In 2011, American Heritage Dictionary admitted his decapitalized surname, smoot, meaning a distance of 5 ft 7 in, as one of the 10,000 new words added to their fifth edition. The term is named for Smoot from his undergraduate days when he was used as a unit of measurement on the Harvard Bridge at MIT during a fraternity pledge activity. The bridge measures 364.4 smoots.

==Early life and education==
Smoot was born August 24, 1940, in Bexar County, Texas. He attended MIT in Cambridge, Massachusetts, where he was a member of Lambda Chi Alpha fraternity and obtained a Bachelor of Science in 1962. He then attended Georgetown University Law Center in Washington, D.C., where he obtained his JD.

==Career==
From 2000–2005, he served as vice president for external voluntary standards relations of the Information Technology Industry Council (ITI). Prior to that, he was ITI's executive vice president for 23 years.

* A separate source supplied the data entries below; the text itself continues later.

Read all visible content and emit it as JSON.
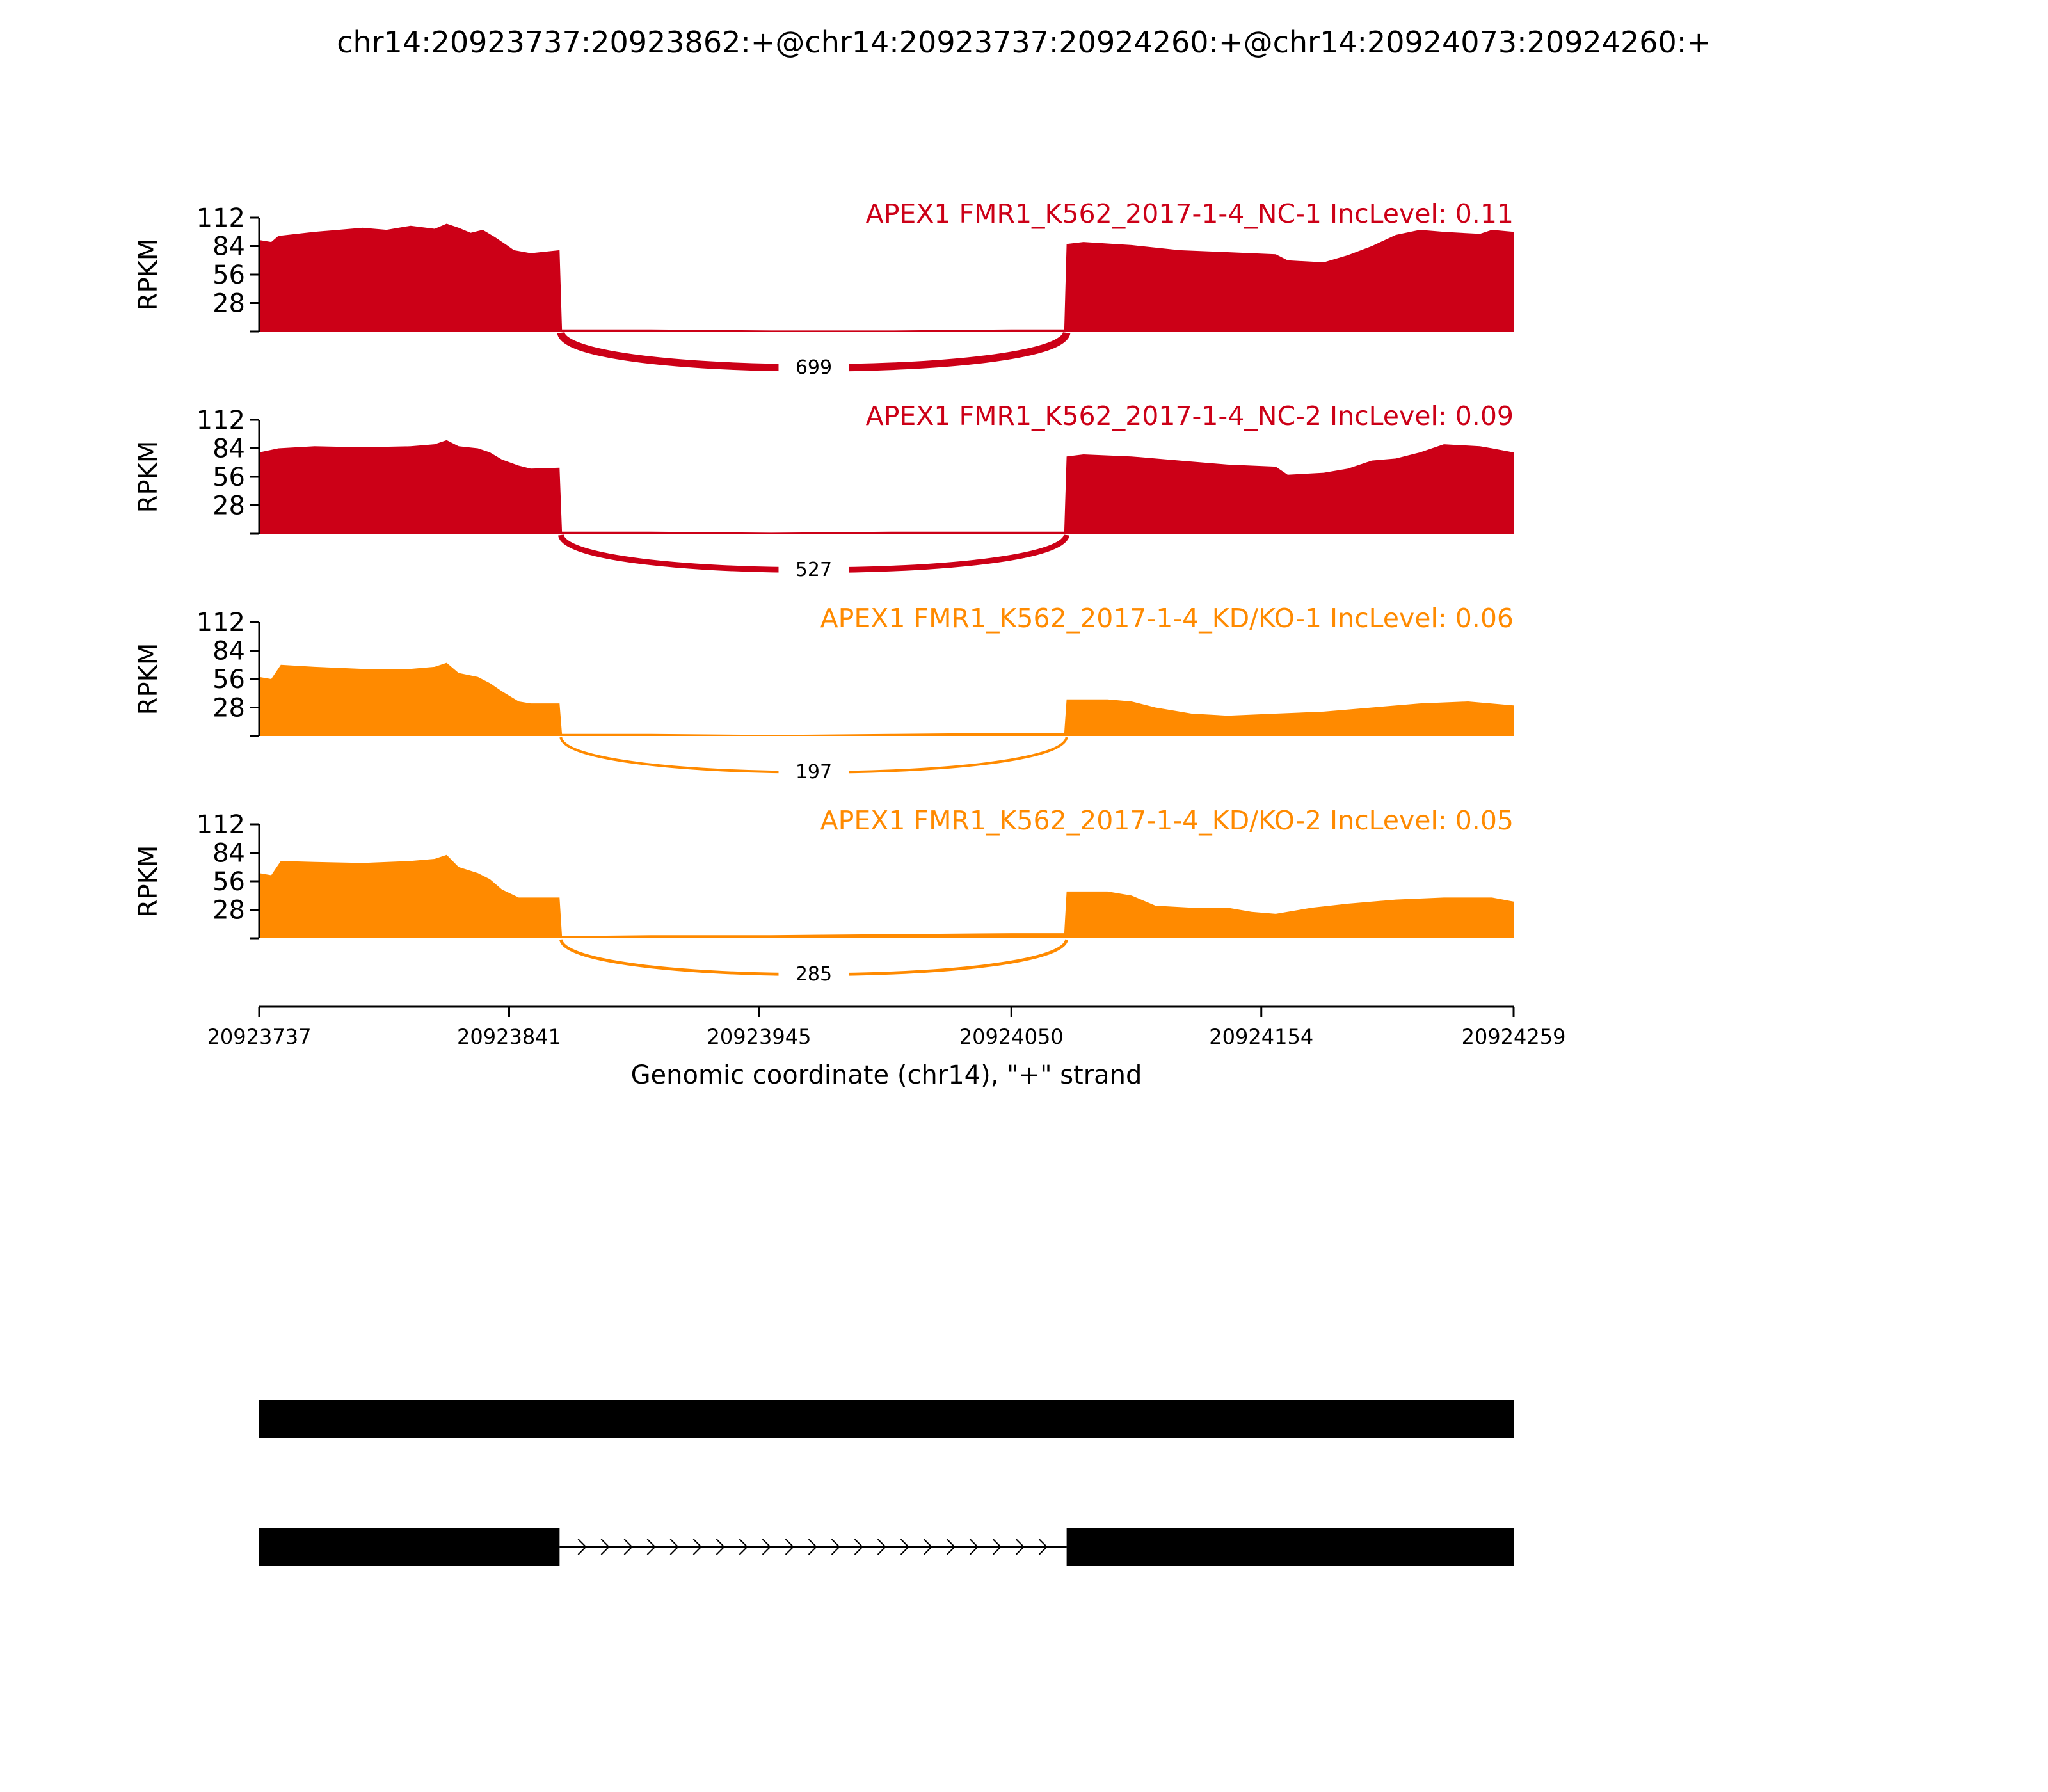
{
  "title": "chr14:20923737:20923862:+@chr14:20923737:20924260:+@chr14:20924073:20924260:+",
  "colors": {
    "nc": "#cc0017",
    "kd": "#ff8a00",
    "axis": "#000000",
    "gene": "#000000"
  },
  "chart_data": {
    "type": "area",
    "title": "chr14:20923737:20923862:+@chr14:20923737:20924260:+@chr14:20924073:20924260:+",
    "xlabel": "Genomic coordinate (chr14), \"+\" strand",
    "ylabel": "RPKM",
    "xlim": [
      20923737,
      20924259
    ],
    "ylim": [
      0,
      112
    ],
    "x_ticks": [
      "20923737",
      "20923841",
      "20923945",
      "20924050",
      "20924154",
      "20924259"
    ],
    "y_ticks": [
      "28",
      "56",
      "84",
      "112"
    ],
    "tracks": [
      {
        "label": "APEX1 FMR1_K562_2017-1-4_NC-1 IncLevel: 0.11",
        "color": "#cc0017",
        "junction_count": "699",
        "x": [
          20923737,
          20923742,
          20923745,
          20923760,
          20923770,
          20923780,
          20923790,
          20923800,
          20923810,
          20923815,
          20923820,
          20923825,
          20923830,
          20923835,
          20923840,
          20923843,
          20923850,
          20923862,
          20923863,
          20923900,
          20923950,
          20924000,
          20924050,
          20924072,
          20924073,
          20924080,
          20924100,
          20924120,
          20924140,
          20924160,
          20924165,
          20924180,
          20924190,
          20924200,
          20924210,
          20924220,
          20924230,
          20924245,
          20924250,
          20924259
        ],
        "y": [
          90,
          88,
          94,
          98,
          100,
          102,
          100,
          104,
          101,
          106,
          102,
          97,
          100,
          93,
          85,
          80,
          77,
          80,
          2,
          2,
          1,
          1,
          2,
          2,
          86,
          88,
          85,
          80,
          78,
          76,
          70,
          68,
          75,
          84,
          95,
          100,
          98,
          96,
          100,
          98
        ]
      },
      {
        "label": "APEX1 FMR1_K562_2017-1-4_NC-2 IncLevel: 0.09",
        "color": "#cc0017",
        "junction_count": "527",
        "x": [
          20923737,
          20923745,
          20923760,
          20923780,
          20923800,
          20923810,
          20923815,
          20923820,
          20923828,
          20923833,
          20923838,
          20923845,
          20923850,
          20923862,
          20923863,
          20923900,
          20923950,
          20924000,
          20924050,
          20924072,
          20924073,
          20924080,
          20924100,
          20924120,
          20924140,
          20924160,
          20924165,
          20924180,
          20924190,
          20924200,
          20924210,
          20924220,
          20924230,
          20924245,
          20924250,
          20924259
        ],
        "y": [
          80,
          84,
          86,
          85,
          86,
          88,
          92,
          86,
          84,
          80,
          73,
          67,
          64,
          65,
          2,
          2,
          1,
          2,
          2,
          2,
          76,
          78,
          76,
          72,
          68,
          66,
          58,
          60,
          64,
          72,
          74,
          80,
          88,
          86,
          84,
          80
        ]
      },
      {
        "label": "APEX1 FMR1_K562_2017-1-4_KD/KO-1 IncLevel: 0.06",
        "color": "#ff8a00",
        "junction_count": "197",
        "x": [
          20923737,
          20923742,
          20923746,
          20923760,
          20923780,
          20923800,
          20923810,
          20923815,
          20923820,
          20923828,
          20923833,
          20923838,
          20923845,
          20923850,
          20923862,
          20923863,
          20923900,
          20923950,
          20924000,
          20924050,
          20924072,
          20924073,
          20924090,
          20924100,
          20924110,
          20924125,
          20924140,
          20924160,
          20924180,
          20924200,
          20924220,
          20924240,
          20924259
        ],
        "y": [
          58,
          56,
          70,
          68,
          66,
          66,
          68,
          72,
          62,
          58,
          52,
          44,
          34,
          32,
          32,
          2,
          2,
          1,
          2,
          3,
          3,
          36,
          36,
          34,
          28,
          22,
          20,
          22,
          24,
          28,
          32,
          34,
          30
        ]
      },
      {
        "label": "APEX1 FMR1_K562_2017-1-4_KD/KO-2 IncLevel: 0.05",
        "color": "#ff8a00",
        "junction_count": "285",
        "x": [
          20923737,
          20923742,
          20923746,
          20923760,
          20923780,
          20923800,
          20923810,
          20923815,
          20923820,
          20923828,
          20923833,
          20923838,
          20923845,
          20923850,
          20923862,
          20923863,
          20923900,
          20923950,
          20924000,
          20924050,
          20924072,
          20924073,
          20924090,
          20924100,
          20924110,
          20924125,
          20924140,
          20924150,
          20924160,
          20924175,
          20924190,
          20924210,
          20924230,
          20924250,
          20924259
        ],
        "y": [
          64,
          62,
          76,
          75,
          74,
          76,
          78,
          82,
          70,
          64,
          58,
          48,
          40,
          40,
          40,
          2,
          3,
          3,
          4,
          5,
          5,
          46,
          46,
          42,
          32,
          30,
          30,
          26,
          24,
          30,
          34,
          38,
          40,
          40,
          36
        ]
      }
    ],
    "gene_models": [
      {
        "exons": [
          [
            20923737,
            20924259
          ]
        ]
      },
      {
        "exons": [
          [
            20923737,
            20923862
          ],
          [
            20924073,
            20924259
          ]
        ]
      }
    ]
  }
}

Smoot gave a speech to a hearing of the U.S. House Committee on Science, Space, and Technology's Subcommittee on Technology on March 20, 2000, titled "The Role of Technical Standards in Today's Society and in the Future".

He returned to MIT on October 4, 2008, for a 50th anniversary celebration, including the installation of a plaque on the bridge. Smoot was also presented with an official unit of measurement: a smoot stick. On May 7, 2016, he served as the grand marshal of the parade marking the centenary of MIT's moving from Boston's Back Bay into Cambridge.

==Personal life==
Smoot lives in San Diego with his spouse Sandra Smoot. He is also a representative of the MIT Education Council. He has a son and daughter, both of whom also attended MIT.

Smoot is a distant relative of Senator Reed Smoot and of Nobel Prize in Physics winner George Smoot.